Introducing Pāli and Buddhist Literary Chinese



Since RYI will conduct Pāli and Buddhist Literary Chinese in the coming Summer Program, I am happy to introduce these languages here, which I have studied before. In my opinion, the most difficult language to study is Chinese since there is no alphabet in Chinese characters. In other words, to read Chinese, we need to memorize each distinct character. From grammatical aspects, nouns and adjectives which do not inflect for case, definiteness, gender make Chinese is more challenging and difficult to comprehend. Moreover, verbs do not inflect for person, number, tense, aspect, or voice. To study Buddhist literary Chinese, usually students are firstly guided from the basic Classical Chinese text, such as Sanzijing. 

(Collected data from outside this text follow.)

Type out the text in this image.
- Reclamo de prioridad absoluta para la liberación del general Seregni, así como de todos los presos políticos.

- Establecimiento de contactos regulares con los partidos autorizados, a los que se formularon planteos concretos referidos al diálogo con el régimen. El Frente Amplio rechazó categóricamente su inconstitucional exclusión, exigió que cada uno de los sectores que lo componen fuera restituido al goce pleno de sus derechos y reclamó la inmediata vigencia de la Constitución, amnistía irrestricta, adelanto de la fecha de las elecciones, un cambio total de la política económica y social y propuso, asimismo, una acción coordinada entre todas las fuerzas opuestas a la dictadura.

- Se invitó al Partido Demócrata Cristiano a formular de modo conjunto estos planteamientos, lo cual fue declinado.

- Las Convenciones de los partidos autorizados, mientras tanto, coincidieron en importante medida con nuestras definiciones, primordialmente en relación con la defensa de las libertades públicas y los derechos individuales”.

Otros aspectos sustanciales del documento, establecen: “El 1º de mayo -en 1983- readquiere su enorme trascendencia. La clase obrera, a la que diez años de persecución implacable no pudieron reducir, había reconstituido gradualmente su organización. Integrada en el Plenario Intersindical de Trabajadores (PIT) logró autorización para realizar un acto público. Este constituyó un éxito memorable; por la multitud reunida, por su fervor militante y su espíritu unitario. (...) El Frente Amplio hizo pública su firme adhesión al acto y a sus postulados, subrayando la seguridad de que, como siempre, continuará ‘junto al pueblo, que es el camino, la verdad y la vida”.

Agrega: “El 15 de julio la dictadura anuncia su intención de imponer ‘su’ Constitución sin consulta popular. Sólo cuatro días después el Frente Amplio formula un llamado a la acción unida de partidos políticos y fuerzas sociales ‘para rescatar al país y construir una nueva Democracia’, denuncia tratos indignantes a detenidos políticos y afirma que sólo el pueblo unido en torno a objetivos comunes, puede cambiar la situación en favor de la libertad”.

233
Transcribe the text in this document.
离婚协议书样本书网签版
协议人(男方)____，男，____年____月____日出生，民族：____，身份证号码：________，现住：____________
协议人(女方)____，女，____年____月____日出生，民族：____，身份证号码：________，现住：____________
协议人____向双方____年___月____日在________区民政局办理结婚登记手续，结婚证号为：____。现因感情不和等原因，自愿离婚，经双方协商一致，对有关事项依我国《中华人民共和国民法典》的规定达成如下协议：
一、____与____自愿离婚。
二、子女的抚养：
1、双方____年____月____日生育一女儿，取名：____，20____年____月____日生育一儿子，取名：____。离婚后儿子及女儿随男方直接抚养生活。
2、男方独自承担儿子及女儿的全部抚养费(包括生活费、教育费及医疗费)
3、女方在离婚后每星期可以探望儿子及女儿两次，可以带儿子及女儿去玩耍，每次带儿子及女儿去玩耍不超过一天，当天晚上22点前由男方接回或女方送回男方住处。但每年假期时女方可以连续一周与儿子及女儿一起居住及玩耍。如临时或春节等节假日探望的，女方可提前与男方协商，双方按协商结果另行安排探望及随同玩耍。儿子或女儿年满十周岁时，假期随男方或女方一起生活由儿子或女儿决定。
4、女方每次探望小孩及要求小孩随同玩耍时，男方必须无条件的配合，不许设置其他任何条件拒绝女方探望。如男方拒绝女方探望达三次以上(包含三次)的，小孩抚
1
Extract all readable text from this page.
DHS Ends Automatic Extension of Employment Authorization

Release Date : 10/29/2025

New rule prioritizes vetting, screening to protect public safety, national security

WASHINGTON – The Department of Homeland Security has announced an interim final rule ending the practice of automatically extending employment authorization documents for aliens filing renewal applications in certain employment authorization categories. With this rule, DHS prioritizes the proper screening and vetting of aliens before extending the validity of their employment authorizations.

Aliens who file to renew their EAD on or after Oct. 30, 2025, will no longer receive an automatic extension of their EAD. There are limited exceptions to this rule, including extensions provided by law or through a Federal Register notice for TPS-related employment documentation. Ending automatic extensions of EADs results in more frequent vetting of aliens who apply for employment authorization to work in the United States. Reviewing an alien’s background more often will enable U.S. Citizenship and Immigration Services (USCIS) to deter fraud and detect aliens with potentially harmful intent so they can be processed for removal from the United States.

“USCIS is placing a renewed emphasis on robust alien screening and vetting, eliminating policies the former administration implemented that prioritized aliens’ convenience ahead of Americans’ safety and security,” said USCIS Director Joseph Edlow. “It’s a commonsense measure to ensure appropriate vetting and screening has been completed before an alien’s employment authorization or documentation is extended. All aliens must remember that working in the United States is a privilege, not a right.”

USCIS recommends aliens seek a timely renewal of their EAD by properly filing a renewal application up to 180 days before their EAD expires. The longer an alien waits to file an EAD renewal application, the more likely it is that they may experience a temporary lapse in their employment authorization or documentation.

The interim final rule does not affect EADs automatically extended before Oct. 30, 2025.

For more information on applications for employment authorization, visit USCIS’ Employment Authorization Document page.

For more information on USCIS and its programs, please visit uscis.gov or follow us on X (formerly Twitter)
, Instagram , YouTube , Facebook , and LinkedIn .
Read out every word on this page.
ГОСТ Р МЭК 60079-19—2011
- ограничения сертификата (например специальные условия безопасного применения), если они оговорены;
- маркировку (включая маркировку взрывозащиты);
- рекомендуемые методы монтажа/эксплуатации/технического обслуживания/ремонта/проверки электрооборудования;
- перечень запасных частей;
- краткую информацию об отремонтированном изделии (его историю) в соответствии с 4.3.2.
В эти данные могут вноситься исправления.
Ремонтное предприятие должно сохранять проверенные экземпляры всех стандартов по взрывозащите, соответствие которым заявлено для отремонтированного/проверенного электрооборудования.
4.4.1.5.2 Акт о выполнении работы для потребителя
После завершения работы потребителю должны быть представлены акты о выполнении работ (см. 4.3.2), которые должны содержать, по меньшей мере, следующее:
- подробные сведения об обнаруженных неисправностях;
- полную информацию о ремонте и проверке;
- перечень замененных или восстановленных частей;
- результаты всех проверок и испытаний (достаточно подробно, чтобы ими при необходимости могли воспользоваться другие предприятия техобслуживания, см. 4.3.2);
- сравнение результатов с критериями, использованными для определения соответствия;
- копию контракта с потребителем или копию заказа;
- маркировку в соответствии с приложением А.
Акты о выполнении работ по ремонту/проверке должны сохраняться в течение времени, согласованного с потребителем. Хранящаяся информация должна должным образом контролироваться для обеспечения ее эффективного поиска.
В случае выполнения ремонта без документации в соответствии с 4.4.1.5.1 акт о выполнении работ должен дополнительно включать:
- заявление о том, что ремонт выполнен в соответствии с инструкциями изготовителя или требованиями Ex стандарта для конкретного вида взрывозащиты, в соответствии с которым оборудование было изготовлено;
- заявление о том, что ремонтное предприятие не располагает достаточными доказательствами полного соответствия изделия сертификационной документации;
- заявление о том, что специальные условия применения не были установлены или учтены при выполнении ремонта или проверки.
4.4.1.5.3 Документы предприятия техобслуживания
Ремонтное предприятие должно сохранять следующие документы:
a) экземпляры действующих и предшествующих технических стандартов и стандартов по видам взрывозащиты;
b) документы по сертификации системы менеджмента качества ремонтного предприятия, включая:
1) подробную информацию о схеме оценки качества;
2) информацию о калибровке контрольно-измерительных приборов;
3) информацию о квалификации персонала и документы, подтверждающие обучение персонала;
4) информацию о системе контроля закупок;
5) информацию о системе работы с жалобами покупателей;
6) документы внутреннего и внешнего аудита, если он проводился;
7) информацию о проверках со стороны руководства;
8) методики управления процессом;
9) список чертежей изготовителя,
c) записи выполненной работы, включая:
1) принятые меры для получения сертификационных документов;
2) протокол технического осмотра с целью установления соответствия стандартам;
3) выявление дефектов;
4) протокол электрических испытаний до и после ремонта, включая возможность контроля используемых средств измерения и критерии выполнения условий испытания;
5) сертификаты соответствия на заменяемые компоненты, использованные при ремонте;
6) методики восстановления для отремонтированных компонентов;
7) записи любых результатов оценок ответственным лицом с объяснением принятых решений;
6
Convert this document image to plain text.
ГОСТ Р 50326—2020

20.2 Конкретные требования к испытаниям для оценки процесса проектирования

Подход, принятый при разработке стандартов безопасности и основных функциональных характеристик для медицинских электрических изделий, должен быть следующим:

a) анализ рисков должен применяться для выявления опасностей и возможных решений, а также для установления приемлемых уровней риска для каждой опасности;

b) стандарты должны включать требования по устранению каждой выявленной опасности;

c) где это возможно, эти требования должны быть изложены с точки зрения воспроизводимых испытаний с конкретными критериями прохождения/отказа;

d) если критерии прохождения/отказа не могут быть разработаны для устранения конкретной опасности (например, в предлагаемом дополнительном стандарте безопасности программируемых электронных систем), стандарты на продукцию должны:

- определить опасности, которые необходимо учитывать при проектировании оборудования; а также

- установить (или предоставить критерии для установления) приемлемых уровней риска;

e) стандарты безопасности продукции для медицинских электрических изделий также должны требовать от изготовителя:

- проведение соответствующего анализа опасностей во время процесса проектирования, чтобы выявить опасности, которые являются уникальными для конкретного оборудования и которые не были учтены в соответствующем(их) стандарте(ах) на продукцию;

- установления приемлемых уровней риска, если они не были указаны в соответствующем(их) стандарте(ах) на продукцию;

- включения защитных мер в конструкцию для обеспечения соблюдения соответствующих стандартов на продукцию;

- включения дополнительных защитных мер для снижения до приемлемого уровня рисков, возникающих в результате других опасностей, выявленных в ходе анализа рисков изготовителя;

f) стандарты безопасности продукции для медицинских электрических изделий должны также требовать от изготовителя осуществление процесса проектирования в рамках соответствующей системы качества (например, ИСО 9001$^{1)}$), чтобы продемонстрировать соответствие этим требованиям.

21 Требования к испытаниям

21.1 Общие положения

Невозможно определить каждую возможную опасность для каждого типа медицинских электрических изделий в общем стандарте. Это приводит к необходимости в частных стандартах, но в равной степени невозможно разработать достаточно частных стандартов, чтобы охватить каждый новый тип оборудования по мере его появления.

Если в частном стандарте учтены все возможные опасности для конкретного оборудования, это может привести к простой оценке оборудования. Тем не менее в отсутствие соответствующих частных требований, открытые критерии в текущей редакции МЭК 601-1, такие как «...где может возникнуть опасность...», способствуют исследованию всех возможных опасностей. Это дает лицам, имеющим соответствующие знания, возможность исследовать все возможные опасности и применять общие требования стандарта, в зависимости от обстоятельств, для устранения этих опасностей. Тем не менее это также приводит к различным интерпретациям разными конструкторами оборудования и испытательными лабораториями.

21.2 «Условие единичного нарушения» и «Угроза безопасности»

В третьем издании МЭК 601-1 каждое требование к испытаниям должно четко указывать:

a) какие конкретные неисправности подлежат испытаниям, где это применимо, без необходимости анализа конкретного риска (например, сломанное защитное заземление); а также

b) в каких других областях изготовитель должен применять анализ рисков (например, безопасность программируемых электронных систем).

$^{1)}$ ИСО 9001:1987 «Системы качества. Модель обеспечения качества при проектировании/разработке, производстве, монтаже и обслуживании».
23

Pali and Sanskrit are very closely related and the common characteristics of both languages are easily recognized. In fact, a very large proportion of Pali and Sanskrit word-stems are identical in form, differing only in details of inflection. Pali nouns inflect for three grammatical genders (masculine, feminine, and neuter) and two numbers (singular and plural). The nouns also display eight cases: nominative, vocative, accusative, instrumental, dative, ablative, genitive and locative case. However, in many occasions, two or more of these cases are identical forms; especially the genitive and dative cases. The Pali grammar has rich nominal declension and usages of compound nouns. The Pali language includes six tenses (present, future, imperfect, aorist, conditional, and perfect) and outlines two types of voices: active and reflective. Pāli are written in few scripts, mainly in Singhala, Khmer, Burmese, Thai, Devanāgarī, and Roman. If we have studied Sanskrit, it will be much easier to approach Pāli.

Welcome to study Buddhist Literary Chinese and Pali! I rejoice on the opening of these new courses in next summer program. Hopefully you guys enjoy studying these languages at RYI!